SKA-31-induced activation of small-conductance calcium-activated potassium channels decreased modulation of detrusor smooth muscle function in a rat model of obesity

Abstract

Increased excitability and contractility of detrusor smooth muscle (DSM) cells are associated with overactive bladder (OAB), which is often induced by obesity. Small-conductance Ca2+-activated K+ (SK) channels regulate the excitability and contractility of DSM cells.

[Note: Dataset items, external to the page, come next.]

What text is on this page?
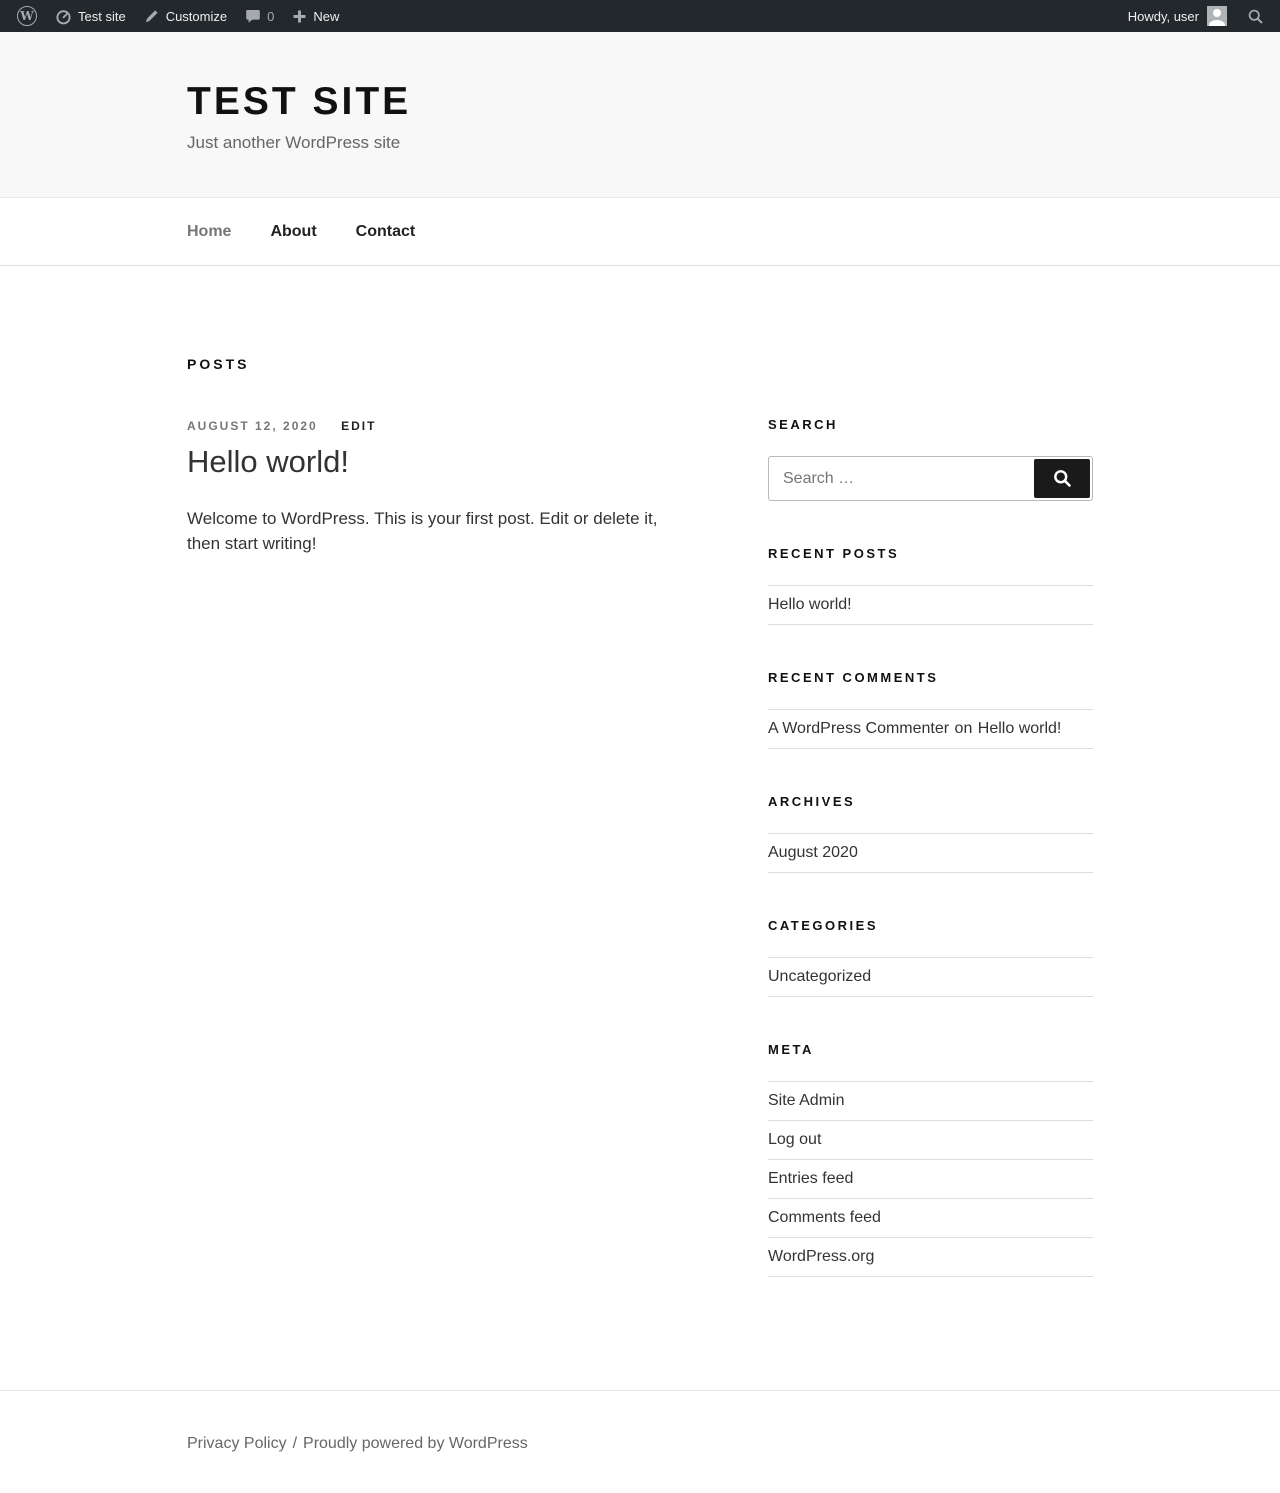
W	Test site	Customize	0	New	Howdy, user
TEST SITE
Just another WordPress site
Home About Contact
POSTS
AUGUST 12, 2020 EDIT
Hello world!

Welcome to WordPress. This is your first post. Edit or delete it, then start writing!

SEARCH
Search …
RECENT POSTS
Hello world!
RECENT COMMENTS
A WordPress Commenter on Hello world!
ARCHIVES
August 2020
CATEGORIES
Uncategorized
META
Site Admin
Log out
Entries feed
Comments feed
WordPress.org
Privacy Policy / Proudly powered by WordPress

Selective pharmacological activation of SK channels attenuates hyperpolarization and the decreased relaxation effect in DSM cells in obesity-induced OAB. However, additional data are needed to confirm the regulatory effect of SK channels on the function of DSM cells in obesity-related OAB. The tested hypothesis was that activation of SK channels decreases modulation of DSM function in a rat model of obesity-related OAB. Female Sprague Dawley rats were fed a normal diet (ND) or a high-fat diet (HFD), weighed after 12weeks, and subjected to urodynamic study, patch-clamp electrophysiology, and isometric tension recording. The average body weight and incidence of OAB were increased in the HFD group. Patch-clamp studies revealed that pharmacological activation of SK channels with SKA-31 had attenuated hyperpolarization of DSM cells. In addition, isometric tension recordings indicated that SKA-31 decreased relaxation of spontaneous phasic contractions of DSM strips in the HFD group. Attenuated function of SK channels increased the excitability and contractility of DSM cells, which contributed to the occurrence of OAB, suggesting that SK channels are potential therapeutic targets for control of OAB.